Hanya usaha kecil dan menengah (UKM) batik kelompok besar saja yang masih beroperasi. Itu pun dengan risiko mereka harus mengurangi jumlah karyawannya agar bisa tetap bertahan melangsungkan usahanya.


Keilmuan membatik

Dewan Pakar Batik Indonesia Romi Oktabirawa menilai rendahnya tingkat regenerasi batik karena selama ini masih kurang adanya pemahaman budaya tentang budaya batik bagi kaum milenial.

Kurangnya edukasi tentang membatik mengakibatkan pemahaman generasi muda, terutama dunia pendidikan kurang. Karena itu, perlunya para pemangku kepentingan batik harus bisa bekerj asama dengan dunia pendidikan.
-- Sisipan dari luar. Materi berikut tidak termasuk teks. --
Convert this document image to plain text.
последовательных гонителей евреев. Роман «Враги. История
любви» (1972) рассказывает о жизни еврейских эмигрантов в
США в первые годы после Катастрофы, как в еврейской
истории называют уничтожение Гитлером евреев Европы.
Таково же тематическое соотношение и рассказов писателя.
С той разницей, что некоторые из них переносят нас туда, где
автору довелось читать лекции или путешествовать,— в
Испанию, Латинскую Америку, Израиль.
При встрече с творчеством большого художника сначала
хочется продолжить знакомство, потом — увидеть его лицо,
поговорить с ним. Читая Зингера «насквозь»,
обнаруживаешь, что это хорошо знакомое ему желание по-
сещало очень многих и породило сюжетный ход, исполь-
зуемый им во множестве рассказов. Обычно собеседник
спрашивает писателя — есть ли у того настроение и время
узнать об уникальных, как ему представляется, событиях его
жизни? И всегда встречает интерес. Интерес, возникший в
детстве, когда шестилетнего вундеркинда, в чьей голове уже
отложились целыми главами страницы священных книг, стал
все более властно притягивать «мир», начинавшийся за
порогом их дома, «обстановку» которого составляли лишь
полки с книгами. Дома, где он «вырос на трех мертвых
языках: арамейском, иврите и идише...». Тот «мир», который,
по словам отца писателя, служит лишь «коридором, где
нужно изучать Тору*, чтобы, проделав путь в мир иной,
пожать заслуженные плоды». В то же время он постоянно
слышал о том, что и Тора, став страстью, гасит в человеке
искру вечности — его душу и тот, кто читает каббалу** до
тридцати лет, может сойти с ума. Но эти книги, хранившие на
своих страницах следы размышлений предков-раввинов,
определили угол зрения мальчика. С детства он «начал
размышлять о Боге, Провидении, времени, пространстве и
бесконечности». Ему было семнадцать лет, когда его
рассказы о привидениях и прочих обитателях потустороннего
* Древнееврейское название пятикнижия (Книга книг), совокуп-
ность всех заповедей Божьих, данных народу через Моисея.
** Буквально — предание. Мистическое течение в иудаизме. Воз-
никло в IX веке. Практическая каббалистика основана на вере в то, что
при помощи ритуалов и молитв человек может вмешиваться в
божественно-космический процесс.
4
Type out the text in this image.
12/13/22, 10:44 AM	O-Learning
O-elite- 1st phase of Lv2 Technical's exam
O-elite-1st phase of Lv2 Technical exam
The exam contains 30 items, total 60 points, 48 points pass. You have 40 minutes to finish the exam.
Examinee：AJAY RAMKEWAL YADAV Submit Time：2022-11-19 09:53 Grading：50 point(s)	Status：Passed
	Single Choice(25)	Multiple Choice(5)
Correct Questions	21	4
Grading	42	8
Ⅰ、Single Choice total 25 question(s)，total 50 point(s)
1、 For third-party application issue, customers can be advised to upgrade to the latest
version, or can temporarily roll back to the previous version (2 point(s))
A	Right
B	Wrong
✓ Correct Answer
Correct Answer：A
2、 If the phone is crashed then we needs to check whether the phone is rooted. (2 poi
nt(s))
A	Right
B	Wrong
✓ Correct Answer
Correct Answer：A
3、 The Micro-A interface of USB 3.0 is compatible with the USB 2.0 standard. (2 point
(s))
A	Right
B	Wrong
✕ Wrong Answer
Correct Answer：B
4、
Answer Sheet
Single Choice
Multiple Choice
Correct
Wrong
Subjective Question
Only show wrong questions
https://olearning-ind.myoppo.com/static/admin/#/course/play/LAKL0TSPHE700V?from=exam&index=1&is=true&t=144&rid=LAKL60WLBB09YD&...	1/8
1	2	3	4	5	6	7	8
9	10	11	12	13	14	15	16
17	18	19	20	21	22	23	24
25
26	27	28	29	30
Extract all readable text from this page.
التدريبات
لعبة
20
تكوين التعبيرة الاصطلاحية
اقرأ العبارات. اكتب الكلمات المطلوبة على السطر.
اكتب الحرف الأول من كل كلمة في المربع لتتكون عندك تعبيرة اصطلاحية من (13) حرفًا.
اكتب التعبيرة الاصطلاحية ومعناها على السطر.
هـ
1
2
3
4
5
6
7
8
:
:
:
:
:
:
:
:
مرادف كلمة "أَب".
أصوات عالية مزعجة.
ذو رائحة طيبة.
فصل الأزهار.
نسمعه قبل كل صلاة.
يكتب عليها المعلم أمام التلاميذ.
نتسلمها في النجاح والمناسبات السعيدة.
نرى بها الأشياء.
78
Selama ini, masyarakat memandang batik hanya sebuah gambar, tetapi belum mengetahui sepenuhnya tentang sejarah dan muatan-muatan yang ada pada goresan maupun motif dari batik itu.

"Karena itu, kami mendukung perlunya batik sebagai muatan lokal di lembaga pendidikan, mulai dari sekolah dasar hingga tingkat perguruan tinggi sebagai keilmuan, tidak semata sebagai industri produksi batik," katanya.

Bahkan, Ketua Bidang Bisnis dan Pameran Asosiasi Perajin dan Pengusah Batik Indonesia (APPBI) ini menilai perlu adanya sinergi antara pengusaha batik dengan pemerintah sebagai upaya melindungi warisan budaya asli Indonesia ini.

Selain itu, APPBI pun sering mengadakan pelatihan pada masyarakat, khususnya kaum milenial, ke sejumlah daerah, termasuk melalui zoom webinar.

Tujuannya adalah mengenalkan dunia teknologi, teknik membatik, teknik pewarnaan, teknik berjualan secara daring, dan desain motif batik kekinian yang lebih simpel atau mudah.

Regenerasi batik ini jangan sampai telat karena begitu orang mulai sadar, tetapi perajinnya sudah sepuh (lanjut usia), maka mereka tak sanggup membuat batik lagi.

Butuh jam terbang yang tinggi untuk membuat batik, sehingga regenerasi sejak usia dini sangat dibutuhkan untuk melestarikan warisan budaya asli Indonesia ini.